Depeche Mode live in Berlin – Gott stehe ihnen bei
Wie ein Indianer tanzt er um ein imaginäres Lagerfeuer: Dave Gahan und Depeche Mode inszenieren auch beim Konzert in Berlin ihre spirituelle Sinnsuche. Wichtiger ist: Die alten Hits sind auf den Punkt.
Da verlässt er seinen Platz hinter dem Keyboard und steht auf einmal in der Mitte der großen Bühne. Untersetzt, die blonden Locken toupiert, verlaufene Schminke um die Augen, wie ein trauriger Clown: Martin Gore, 51, Komponist von Depeche Mode. Für zwei Songs hat Gore seinen Auftritt als Sänger und kommt nach vorne. Spielt Gitarre und singt seine eigenen Lieder; die Lieder, die der Bariton und Blickfang Dave Gahan normalerweise so raushaut, als wären es Machtdemonstrationen, und mit denen er die Arme von Zehntausenden dirigiert hätte: „Higher Love“. Für Martin Gores Gesang aber werden die Songs dünner arrangiert, oft begleitet ihn nur ein Klavier.
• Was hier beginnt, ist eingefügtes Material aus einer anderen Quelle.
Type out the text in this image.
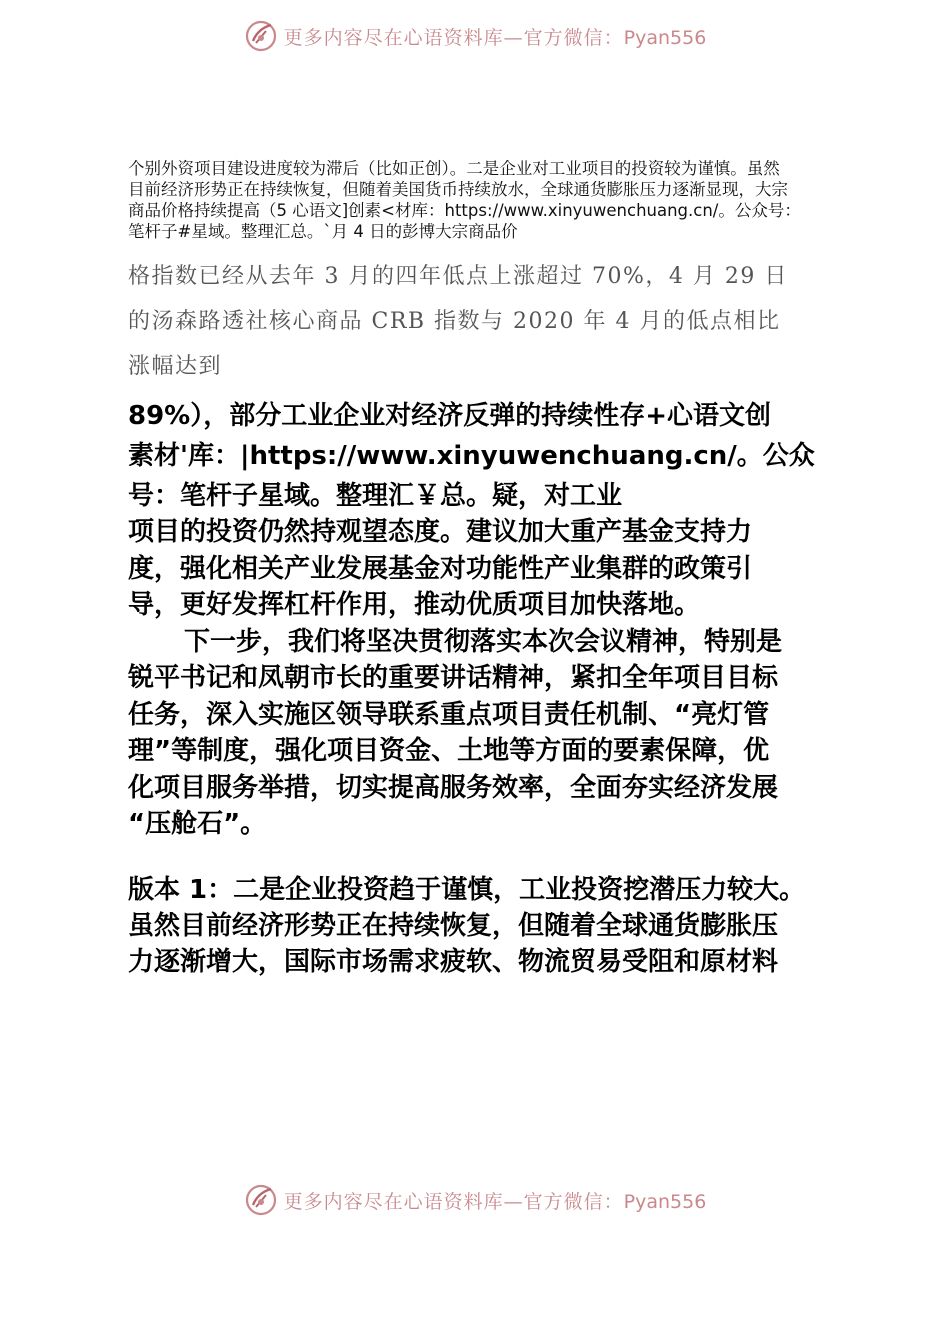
更多内容尽在心语资料库—官方微信：Pyan556
个别外资项目建设进度较为滞后（比如正创）。二是企业对工业项目的投资较为谨慎。虽然
目前经济形势正在持续恢复，但随着美国货币持续放水，全球通货膨胀压力逐渐显现，大宗
商品价格持续提高（5 心语文]创素<材库：https://www.xinyuwenchuang.cn/。公众号：
笔杆子#星域。整理汇总。`月 4 日的彭博大宗商品价
格指数已经从去年 3 月的四年低点上涨超过 70%，4 月 29 日
的汤森路透社核心商品 CRB 指数与 2020 年 4 月的低点相比
涨幅达到
89%），部分工业企业对经济反弹的持续性存+心语文创
素材'库：|https://www.xinyuwenchuang.cn/。公众
号：笔杆子星域。整理汇￥总。疑，对工业
项目的投资仍然持观望态度。建议加大重产基金支持力
度，强化相关产业发展基金对功能性产业集群的政策引
导，更好发挥杠杆作用，推动优质项目加快落地。
下一步，我们将坚决贯彻落实本次会议精神，特别是
锐平书记和凤朝市长的重要讲话精神，紧扣全年项目目标
任务，深入实施区领导联系重点项目责任机制、“亮灯管
理”等制度，强化项目资金、土地等方面的要素保障，优
化项目服务举措，切实提高服务效率，全面夯实经济发展
“压舱石”。
版本 1：二是企业投资趋于谨慎，工业投资挖潜压力较大。
虽然目前经济形势正在持续恢复，但随着全球通货膨胀压
力逐渐增大，国际市场需求疲软、物流贸易受阻和原材料
更多内容尽在心语资料库—官方微信：Pyan556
Man bekommt ein Gefühl dafür, wie er die Melodien allein in seinem Studio komponiert haben muss.
Gores Soloauftritte umfassen nur drei von 23 Stücken, dennoch sind sie mittlerweile die Höhepunkte jener Depeche-Mode-Massenveranstaltungen, für die in Deutschland Fußballstadien ausverkauft werden. Denn der schüchtern drein blickende Songwriter bringt Spontanität und Menschsein ins Spiel. Weil es so stark regnet an diesem Abend in Berlin, singt Gore auch noch den bis zu diesem Jahr nie, seitdem selten live aufgeführten Song „But Not Tonight“ aus dem Jahr 1986 gleich hinterher: „Oh God, It’s raining, but I’m not complaining …“. Tausende Regenmäntelarme schießen in die Höhe und bestätigen das. Diese insgesamt zehn Minuten zementieren Gores Status als den Mann, der Depeche Mode ist.
Wenn Frontmann Gahan die Regie übernimmt, gehen die Auftritte in eine andere Richtung. Gahan dekliniert das Vokabular des Stadionrocks, die Kollegen Jon Bongiovi und Mick Jagger wissen Bescheid. Hinternwackeln und Augenaufschlag („And You Look Good“ bei „A Question Of Time“) oder das Schaben am Mikrofonständer bei „I Feel You“ (Penisschaft-Alarm, oha), bei jedem Gig an stets denselben Stellen natürlich.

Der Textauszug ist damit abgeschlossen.